広島に拠点を置き、由美ちゃんたちと3年間戦っている社内公認の悪役アイドル、ウイング団。
しかし、悪役だからといって全く良いことをしていないわけではありません。仕事をやるときはやる、勉強も全力、由美ちゃんたちとも仲良くやるときはやっています。
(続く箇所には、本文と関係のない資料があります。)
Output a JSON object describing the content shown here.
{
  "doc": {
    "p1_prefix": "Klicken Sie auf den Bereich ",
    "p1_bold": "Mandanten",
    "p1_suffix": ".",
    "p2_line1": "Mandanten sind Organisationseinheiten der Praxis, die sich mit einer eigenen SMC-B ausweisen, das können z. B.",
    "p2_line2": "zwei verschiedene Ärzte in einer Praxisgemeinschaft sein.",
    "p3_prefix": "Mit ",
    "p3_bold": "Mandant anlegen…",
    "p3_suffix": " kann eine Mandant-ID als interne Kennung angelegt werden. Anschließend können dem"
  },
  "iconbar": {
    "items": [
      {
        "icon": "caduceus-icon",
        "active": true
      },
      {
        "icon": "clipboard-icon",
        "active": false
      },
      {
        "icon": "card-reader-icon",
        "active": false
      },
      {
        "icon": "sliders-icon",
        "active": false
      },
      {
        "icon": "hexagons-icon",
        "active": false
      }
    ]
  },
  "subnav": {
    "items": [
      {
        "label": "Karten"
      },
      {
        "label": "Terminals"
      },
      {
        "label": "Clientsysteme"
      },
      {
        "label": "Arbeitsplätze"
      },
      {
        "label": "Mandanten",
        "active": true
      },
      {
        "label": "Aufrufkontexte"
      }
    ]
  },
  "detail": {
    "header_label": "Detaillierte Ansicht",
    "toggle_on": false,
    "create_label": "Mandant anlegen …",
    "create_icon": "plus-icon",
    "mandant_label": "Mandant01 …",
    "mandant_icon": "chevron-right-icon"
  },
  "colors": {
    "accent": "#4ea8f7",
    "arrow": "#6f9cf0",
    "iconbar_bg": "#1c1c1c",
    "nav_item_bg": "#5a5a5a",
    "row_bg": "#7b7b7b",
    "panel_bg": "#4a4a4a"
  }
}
そんな中、私、高海千歌はそのウイング団に呼び出されました。
私「こんにちはのぶにゃん」
のぶにゃん「千歌さんこんにちは」
私「今日は私に用があるみたいだったんだけど…」
みおぴょん「私からよ。実は今日、絶望の踏切の除霊を行いたいの」
私「いきなりどうしたの?」
みおぴょん「昔、私に妹がいたって話をしたかしら?」
私「聞いたことなかったけど…」
みおぴょん「これを話すと泣いちゃうけど…話すわね…」ポロポロ
私「えっ?」
〜※〜
私には2歳下の妹がいたの。名前は加藤
幼い頃から私と妹は仲が良かったし、お兄ちゃんと3人で良く遊んだものよ。
だけど…。
〜※〜
私「だけど?」
みおぴょん「妹が5歳のときに癌の診断がついたの。それも神経芽細胞腫だった」
私「えっ…」ウルウル
もうこの時点で泣きそう…。
〜※〜
その後まもなく手術が行われた。だけど全部は取り切れなかったの。
それでもリハビリを続けて次の年には元の生活に戻ることができた。
それからまた3人で過ごすことが多くなって、北海道とか名古屋、更には沼津にも行ったわ。
でも私が14歳になってまもなく悲劇が訪れたの。
〜※〜
私「えっ…?」
みおぴょん「今から話すわね…」
〜※〜
私が14歳になってまもなくのこと。真生が学校で倒れて救急搬送されたの。
そうしたら癌が再発していて、さらには肺にまで転移していた。
そして医師から余命1ヶ月と宣告された。
もう絶望でしかなかった。あと1ヶ月で妹を失うもの。
それでも毎日お見舞いに行ったわ。
その結果夏になっても真生は生き延びた。
そして7月のある日、私がお兄ちゃんと家に帰り着こうとしたとき、お母さんから真生が危篤だと電話が入って、すぐに病院に向かった。
そして真生は最後に私に言ってくれた。私の笑顔が素敵だから見せ続けてほしいと。その言葉を最後に容態が急変し…、そのまま息を引き取った…。
〜※〜
きよっぴー「千歌さん…泣いてるわよ?」ボロボロ
私「そういうきよっぴーだって…」ポロポロ
のぶにゃん「本当にいい子だったのよ」ポロポロ
みおぴょん「でもそれで話は終わりじゃないわ…」
私「何かあったの?」
〜※〜
ほら、私が去年ある踏切で電車に跳ねられて右目の視力を失ったからその踏切を渡った人が呪われてきたって言うでしょ?
それなんだけど仲喜で終わりじゃなくて今度は名古屋市民の由美ちゃんにまで災難が降り掛かったの。
だから、こんな姿を天国の妹に見せられないから除霊したい。
〜※〜
みおぴょん「だけど1人じゃ不安だし、被害者代表として一緒に見に来て!!」
私「…うん。除霊して呪われなくなるなら私は付き合いたい」
こうして私は除霊に付き合うことになりました。
〜※〜
名古屋市瑞穂区、姥子踏切にて。みおぴょんは巫女服に着替え、除霊を始める。
私は摩訶般若波羅蜜多心経や舎利礼文を唱え続けることしかできなかった。
結果として除霊には成功。
みおぴょん「千歌さん…本当にありがとう。あなたがいてくれたおかげで除霊には成功した。この恩は一生忘れないわ」
私「こっちも本当にありがとう…だけどお願いがあるんだけど…」
みおぴょん「何よ」
私「他のメンバーたちも聞いてほしいんだけど…」
これはかねてからの願いだった。
私「千歌のことを『さん』ってつけないで呼んで?これからあなたたちのことは呼び捨てで呼ぶから」
きよっぴー「千歌ちゃん…これからもよろしくね」ポロポロ
私「うん。よろしくね。きよっぴー」
こうして敵役とも仲を深めることができたのでしたが…めでたいのかなぁ…?
次回もウイング団回になるかもしれません。